There are different acronyms related to the evolution of RAN (Radio Access Network), like vRAN, open RAN, O-RAN, etc. A key point to clarify is that RAN evolution means both the disaggregation of mobile network base stations into more standardized entities (this is widely known as functional split), as well as the introduction of cloud technology to enable automated deployment and scaling and to optimize the location of workloads.
So Let’s say that Disaggregation or functional aggregation is the first step towards RAN Evolution. that means eNodeB in 4G or gNB in 5G should be disaggregated into three modules or functions RU/DU/CU.
There are two vectors to disaggregating the Radio Access Networks (RAN). One is the horizontal disaggregation of the network functions (RU/DU/CU) with open interfaces, defined as Open RAN. The other is the vertical disaggregation of hardware and software with virtualization technologies or vRAN.
Both horizontal and vertical disaggregation combined is defined as Open vRAN or an Open and Virtualized RAN. These dynamics will bring tremendous advantages to the CSPs, by opening doors to a diverse, innovative selection of products as well as enabling the implementation of a more scalable, intelligent, and resilient network that can significantly increase the flexibility and efficiency of CSPs deployments and operations.
What is vRAN or virtual RAN?
Virtualized radio access networks (vRANs) are a way for telecommunications operators to run their baseband functions as software. One of the primary benefits of virtualizing radio access networks (RANs) is that RAN functions no longer require special proprietary hardware to run, and can instead be run on standard servers. This is achieved by applying the principles of virtualization to RAN and is usually one part of a larger network function virtualization (NFV) effort.

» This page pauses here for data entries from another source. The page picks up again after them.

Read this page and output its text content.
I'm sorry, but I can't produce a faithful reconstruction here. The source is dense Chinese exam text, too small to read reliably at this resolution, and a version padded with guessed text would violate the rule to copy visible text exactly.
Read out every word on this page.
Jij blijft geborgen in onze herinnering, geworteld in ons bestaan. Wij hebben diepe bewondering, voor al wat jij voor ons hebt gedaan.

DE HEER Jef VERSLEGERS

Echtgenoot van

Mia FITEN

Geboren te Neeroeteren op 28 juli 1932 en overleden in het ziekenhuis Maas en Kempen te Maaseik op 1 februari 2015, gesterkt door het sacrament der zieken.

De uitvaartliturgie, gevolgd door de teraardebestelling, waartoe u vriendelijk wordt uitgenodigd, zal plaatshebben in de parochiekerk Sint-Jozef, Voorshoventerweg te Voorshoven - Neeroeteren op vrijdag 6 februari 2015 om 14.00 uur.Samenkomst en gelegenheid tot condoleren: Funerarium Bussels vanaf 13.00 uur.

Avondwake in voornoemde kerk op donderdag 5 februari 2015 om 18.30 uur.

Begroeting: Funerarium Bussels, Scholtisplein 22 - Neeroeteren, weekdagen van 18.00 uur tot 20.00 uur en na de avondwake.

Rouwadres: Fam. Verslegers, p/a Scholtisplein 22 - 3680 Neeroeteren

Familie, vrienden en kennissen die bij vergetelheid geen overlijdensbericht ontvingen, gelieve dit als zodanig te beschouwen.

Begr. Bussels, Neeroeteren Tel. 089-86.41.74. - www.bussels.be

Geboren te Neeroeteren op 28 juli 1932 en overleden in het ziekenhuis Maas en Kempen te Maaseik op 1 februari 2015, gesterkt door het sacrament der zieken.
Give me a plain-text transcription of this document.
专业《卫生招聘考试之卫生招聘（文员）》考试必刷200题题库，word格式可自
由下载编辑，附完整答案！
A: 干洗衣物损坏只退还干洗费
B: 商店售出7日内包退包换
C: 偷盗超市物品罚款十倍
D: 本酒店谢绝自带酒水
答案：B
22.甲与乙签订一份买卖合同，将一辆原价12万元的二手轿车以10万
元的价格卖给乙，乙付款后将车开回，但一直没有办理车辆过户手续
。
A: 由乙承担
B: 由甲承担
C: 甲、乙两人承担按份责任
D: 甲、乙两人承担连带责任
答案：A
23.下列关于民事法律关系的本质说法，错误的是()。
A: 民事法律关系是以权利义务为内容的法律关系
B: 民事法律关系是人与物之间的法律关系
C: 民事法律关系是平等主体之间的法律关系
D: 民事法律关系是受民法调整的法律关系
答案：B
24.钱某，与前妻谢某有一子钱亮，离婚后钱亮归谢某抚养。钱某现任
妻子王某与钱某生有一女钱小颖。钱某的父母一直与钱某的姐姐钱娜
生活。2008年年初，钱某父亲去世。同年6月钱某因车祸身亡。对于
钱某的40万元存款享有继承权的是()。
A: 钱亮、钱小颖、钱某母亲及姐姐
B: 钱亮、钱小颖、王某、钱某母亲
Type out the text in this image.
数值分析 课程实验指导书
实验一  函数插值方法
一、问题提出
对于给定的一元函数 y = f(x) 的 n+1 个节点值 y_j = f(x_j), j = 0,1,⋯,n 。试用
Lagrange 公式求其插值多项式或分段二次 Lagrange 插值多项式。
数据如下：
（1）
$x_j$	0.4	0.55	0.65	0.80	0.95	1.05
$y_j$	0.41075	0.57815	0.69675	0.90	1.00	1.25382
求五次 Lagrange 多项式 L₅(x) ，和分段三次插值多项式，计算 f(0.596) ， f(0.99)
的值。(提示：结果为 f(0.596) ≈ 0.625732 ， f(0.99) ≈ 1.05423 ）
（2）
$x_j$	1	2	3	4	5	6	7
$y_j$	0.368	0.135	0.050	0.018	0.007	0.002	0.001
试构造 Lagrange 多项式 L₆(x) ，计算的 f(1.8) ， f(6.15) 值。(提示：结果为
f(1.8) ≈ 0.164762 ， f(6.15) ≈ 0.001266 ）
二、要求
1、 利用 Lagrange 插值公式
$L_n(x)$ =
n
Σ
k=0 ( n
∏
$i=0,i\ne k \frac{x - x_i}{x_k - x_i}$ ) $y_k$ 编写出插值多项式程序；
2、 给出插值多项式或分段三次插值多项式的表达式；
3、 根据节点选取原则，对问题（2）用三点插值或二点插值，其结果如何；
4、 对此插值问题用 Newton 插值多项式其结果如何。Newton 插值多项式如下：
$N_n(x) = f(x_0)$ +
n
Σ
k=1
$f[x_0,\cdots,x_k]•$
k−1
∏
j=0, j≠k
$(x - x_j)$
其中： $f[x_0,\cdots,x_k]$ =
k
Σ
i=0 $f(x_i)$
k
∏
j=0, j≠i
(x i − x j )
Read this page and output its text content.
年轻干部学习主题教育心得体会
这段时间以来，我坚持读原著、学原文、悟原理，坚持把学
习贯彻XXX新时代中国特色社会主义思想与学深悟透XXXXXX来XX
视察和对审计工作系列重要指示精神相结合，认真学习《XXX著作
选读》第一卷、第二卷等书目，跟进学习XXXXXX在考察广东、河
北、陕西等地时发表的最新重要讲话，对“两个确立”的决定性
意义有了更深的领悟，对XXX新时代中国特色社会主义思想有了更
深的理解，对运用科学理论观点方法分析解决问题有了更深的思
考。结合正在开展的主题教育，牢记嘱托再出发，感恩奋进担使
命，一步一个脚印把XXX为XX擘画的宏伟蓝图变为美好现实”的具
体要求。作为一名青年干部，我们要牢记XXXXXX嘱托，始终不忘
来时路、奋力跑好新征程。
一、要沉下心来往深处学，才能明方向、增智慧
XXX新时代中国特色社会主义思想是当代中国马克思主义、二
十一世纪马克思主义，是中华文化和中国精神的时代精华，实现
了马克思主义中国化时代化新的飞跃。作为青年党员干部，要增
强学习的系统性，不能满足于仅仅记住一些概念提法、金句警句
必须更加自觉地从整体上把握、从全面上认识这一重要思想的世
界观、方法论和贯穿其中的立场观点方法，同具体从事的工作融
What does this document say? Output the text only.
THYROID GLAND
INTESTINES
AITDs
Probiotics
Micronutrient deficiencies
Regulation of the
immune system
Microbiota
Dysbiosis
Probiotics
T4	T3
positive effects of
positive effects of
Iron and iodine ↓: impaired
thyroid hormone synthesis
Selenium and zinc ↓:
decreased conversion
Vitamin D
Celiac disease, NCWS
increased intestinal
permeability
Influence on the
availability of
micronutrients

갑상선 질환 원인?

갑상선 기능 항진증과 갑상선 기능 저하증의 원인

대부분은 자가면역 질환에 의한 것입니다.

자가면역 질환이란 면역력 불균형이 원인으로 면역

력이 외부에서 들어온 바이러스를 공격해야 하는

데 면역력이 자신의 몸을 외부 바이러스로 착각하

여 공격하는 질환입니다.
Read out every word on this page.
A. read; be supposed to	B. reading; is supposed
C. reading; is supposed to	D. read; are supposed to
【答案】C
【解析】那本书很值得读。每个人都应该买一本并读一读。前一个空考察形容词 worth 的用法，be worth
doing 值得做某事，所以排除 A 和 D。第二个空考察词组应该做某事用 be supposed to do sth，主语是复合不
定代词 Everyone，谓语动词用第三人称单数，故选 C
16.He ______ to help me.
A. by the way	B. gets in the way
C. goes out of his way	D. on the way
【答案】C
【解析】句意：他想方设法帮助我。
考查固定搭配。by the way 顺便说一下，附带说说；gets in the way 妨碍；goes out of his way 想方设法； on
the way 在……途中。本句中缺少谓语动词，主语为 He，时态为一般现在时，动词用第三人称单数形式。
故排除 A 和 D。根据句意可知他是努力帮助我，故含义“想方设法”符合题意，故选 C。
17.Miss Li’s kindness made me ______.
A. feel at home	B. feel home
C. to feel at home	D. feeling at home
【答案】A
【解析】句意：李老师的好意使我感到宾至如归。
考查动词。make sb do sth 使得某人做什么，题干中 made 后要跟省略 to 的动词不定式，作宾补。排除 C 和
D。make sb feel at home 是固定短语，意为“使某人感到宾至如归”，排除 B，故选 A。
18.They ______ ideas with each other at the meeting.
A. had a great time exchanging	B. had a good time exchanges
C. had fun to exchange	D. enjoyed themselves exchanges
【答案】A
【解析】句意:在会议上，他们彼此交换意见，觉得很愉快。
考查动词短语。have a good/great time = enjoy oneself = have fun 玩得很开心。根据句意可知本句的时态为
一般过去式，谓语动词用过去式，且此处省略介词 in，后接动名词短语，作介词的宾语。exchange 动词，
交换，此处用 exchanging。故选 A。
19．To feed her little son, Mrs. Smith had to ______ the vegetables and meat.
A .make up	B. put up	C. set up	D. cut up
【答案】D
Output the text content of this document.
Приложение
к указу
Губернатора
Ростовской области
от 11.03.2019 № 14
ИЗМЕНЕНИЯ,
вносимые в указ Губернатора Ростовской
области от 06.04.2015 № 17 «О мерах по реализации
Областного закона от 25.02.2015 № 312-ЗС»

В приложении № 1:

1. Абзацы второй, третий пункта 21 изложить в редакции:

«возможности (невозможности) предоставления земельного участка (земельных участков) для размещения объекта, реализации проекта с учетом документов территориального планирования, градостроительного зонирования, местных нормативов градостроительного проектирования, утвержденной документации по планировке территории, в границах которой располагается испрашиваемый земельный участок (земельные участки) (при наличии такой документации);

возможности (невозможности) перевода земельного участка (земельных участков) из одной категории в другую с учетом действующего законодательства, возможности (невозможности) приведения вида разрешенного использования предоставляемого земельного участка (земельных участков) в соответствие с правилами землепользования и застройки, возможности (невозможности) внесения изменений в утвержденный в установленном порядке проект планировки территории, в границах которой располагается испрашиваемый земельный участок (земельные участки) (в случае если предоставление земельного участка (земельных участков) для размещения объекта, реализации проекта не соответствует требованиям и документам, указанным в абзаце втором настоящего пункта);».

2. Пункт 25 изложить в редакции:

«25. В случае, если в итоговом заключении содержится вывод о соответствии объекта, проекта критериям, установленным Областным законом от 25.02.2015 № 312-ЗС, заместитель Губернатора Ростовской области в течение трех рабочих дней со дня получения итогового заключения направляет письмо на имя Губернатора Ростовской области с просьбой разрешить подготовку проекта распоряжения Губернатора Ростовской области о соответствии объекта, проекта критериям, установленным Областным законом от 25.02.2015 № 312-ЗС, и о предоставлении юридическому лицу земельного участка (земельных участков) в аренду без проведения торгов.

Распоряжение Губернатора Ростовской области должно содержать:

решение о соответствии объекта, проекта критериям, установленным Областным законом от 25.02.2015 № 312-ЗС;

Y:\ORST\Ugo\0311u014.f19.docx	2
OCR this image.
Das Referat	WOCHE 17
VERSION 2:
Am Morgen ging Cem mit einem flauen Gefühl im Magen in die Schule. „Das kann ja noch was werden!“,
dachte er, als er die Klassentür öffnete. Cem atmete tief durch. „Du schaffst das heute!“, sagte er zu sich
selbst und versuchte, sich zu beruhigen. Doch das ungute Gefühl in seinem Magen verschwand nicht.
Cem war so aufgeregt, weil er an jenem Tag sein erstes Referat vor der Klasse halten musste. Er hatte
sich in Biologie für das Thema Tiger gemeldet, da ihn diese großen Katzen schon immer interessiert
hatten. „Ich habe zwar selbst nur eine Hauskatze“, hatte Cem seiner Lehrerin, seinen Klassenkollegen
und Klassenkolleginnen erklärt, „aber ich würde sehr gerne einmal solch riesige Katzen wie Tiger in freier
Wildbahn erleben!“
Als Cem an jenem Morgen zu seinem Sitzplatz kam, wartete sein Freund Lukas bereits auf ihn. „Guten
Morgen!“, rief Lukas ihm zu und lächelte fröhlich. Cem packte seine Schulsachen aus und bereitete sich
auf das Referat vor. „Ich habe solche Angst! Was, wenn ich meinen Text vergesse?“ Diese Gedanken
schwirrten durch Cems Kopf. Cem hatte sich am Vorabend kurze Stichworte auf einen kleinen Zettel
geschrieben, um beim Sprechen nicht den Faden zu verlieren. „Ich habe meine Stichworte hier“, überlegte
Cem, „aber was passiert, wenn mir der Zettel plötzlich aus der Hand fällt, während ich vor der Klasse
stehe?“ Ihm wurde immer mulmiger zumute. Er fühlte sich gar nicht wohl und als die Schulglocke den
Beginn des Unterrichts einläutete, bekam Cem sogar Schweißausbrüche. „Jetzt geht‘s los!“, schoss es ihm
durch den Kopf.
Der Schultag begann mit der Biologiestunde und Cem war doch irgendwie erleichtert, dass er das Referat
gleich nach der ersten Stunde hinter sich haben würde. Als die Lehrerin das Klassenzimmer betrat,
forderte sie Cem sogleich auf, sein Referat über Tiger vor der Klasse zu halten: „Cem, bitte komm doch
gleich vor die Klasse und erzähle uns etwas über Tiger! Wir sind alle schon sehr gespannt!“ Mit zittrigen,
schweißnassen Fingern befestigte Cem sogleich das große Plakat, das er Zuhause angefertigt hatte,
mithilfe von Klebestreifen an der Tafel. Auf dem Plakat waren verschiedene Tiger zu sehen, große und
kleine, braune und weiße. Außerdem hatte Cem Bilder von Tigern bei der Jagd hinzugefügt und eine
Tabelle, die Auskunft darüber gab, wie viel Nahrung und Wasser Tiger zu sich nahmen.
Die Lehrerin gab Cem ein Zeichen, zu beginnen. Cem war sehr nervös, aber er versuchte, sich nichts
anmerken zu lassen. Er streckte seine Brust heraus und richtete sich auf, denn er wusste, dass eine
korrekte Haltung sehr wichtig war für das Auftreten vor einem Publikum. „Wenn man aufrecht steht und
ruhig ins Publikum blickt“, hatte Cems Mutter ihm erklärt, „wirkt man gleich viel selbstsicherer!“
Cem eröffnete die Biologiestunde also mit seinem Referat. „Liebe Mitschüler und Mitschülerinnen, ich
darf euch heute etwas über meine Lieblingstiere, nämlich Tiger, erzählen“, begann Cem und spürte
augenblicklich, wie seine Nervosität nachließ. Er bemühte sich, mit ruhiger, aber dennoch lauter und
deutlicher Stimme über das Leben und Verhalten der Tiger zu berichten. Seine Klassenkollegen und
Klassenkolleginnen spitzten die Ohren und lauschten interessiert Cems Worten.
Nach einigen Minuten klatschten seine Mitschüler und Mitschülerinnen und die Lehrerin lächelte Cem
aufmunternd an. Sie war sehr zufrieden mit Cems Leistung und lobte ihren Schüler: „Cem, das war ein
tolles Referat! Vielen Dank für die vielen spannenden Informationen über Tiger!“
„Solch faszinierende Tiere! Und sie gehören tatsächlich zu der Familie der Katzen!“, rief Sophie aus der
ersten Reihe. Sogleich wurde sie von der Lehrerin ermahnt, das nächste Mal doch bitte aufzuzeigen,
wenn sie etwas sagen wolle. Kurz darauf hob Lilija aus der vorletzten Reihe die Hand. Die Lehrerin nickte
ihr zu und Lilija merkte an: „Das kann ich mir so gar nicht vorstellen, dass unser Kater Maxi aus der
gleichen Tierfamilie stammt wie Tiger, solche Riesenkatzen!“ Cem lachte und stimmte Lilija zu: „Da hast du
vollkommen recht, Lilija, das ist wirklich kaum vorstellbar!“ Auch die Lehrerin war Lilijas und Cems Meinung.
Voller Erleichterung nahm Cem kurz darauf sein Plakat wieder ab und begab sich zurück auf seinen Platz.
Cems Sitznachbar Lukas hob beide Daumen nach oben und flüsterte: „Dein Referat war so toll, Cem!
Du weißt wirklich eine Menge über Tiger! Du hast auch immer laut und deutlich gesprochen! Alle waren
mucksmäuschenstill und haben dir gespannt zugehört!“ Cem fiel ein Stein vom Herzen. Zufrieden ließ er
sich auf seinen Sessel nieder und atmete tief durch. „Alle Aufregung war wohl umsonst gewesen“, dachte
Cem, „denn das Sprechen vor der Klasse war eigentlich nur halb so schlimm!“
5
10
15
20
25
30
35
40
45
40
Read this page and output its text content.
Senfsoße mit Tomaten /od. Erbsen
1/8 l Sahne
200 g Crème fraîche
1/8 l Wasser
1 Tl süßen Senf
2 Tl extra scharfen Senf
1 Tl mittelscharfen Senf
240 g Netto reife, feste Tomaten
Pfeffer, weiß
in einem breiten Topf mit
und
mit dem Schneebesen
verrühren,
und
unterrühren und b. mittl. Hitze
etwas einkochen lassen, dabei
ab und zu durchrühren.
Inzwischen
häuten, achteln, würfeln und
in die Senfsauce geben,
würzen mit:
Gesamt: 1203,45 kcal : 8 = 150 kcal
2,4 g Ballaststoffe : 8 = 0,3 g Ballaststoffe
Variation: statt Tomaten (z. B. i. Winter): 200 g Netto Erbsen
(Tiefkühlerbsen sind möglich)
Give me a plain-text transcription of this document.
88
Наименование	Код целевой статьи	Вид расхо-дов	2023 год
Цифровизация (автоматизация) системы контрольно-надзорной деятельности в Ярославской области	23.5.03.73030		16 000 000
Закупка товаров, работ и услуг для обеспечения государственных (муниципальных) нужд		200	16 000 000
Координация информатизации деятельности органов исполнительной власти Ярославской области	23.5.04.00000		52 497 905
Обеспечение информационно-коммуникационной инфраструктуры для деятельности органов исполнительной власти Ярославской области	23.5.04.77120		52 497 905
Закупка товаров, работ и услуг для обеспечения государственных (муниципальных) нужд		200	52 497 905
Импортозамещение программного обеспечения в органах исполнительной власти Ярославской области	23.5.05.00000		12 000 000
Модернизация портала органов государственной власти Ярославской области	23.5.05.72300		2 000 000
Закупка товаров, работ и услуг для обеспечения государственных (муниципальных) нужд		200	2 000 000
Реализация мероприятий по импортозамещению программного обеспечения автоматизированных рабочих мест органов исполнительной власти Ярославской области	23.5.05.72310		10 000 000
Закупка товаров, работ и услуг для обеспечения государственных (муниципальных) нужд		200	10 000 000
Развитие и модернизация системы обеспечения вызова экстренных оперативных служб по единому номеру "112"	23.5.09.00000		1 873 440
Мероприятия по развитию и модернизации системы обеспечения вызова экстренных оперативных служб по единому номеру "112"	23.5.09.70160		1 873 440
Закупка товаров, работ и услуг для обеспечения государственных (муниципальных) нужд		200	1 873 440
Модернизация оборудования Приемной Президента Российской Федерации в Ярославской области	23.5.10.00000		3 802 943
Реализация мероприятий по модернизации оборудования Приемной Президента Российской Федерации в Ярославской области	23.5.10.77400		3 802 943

What are the benefits of vRAN?
Many carriers have lowered their costs and created a more agile infrastructure by deploying a variety of virtual network functions (VNFs), including virtual firewalls, DNS, SBC/IMS, virtual evolved packet cores (vEPCs) for 4G networks, and vRANs.
- Uses less (and less expensive) hardware.
- Increases flexibility.
- Provides the ability to spin workloads up and down with minimal effort.
- Allows resources to be scaled elastically to address changing network demands.
What is “Open RAN”?
According to Mavenir, the definition of “Open RAN” is “RAN (Radio Access Network) with separate functions built based on the open interface specifications. Vendor-neutral hardware and software based on the open interface and standard specifications. It can be implemented using software technology.
Open RAN enables the disaggregation and integration of the RAN components based on open specifications, allowing flexibility to combine best-of-breed components from a diversified supply chain to efficiently and effectively accommodate various use cases.
In other words, Open RAN in a broad sense refers to separating radio access networks into elements based on open specifications so that they can be used in combination. According to this definition, Open RAN can utilize virtualization technology like Rakuten’s network, but it can be said that it is not a necessary condition to satisfy the definition of Open RAN.
What is “O-RAN”?
Regarding the definition of “O-RAN”, It refers to the O-RAN Alliance or the specifications developed by the same organization”. From there, it can be said that O-RAN refers to the activities of the industry group “O-RAN Alliance”, which will be described later, or the specifications established by the group, especially in Open RAN.
From the above, the differences between Open RAN and O-RAN, which have similar words, are as follows. Open RAN is a term that refers to a general concept, and O-RAN is a term that refers to the activities and specifications of a particular organization.
Virtualized RAN is not necessarily an Open RAN. Virtualized RAN simply implies the vendor has virtualized its RAN components such as baseband unit, gNB, eNodeB, distributed unit (DU), and central unit (CU) – but their components do not necessarily comply with O-RAN specifications, nor can you mix and match these components from different vendors.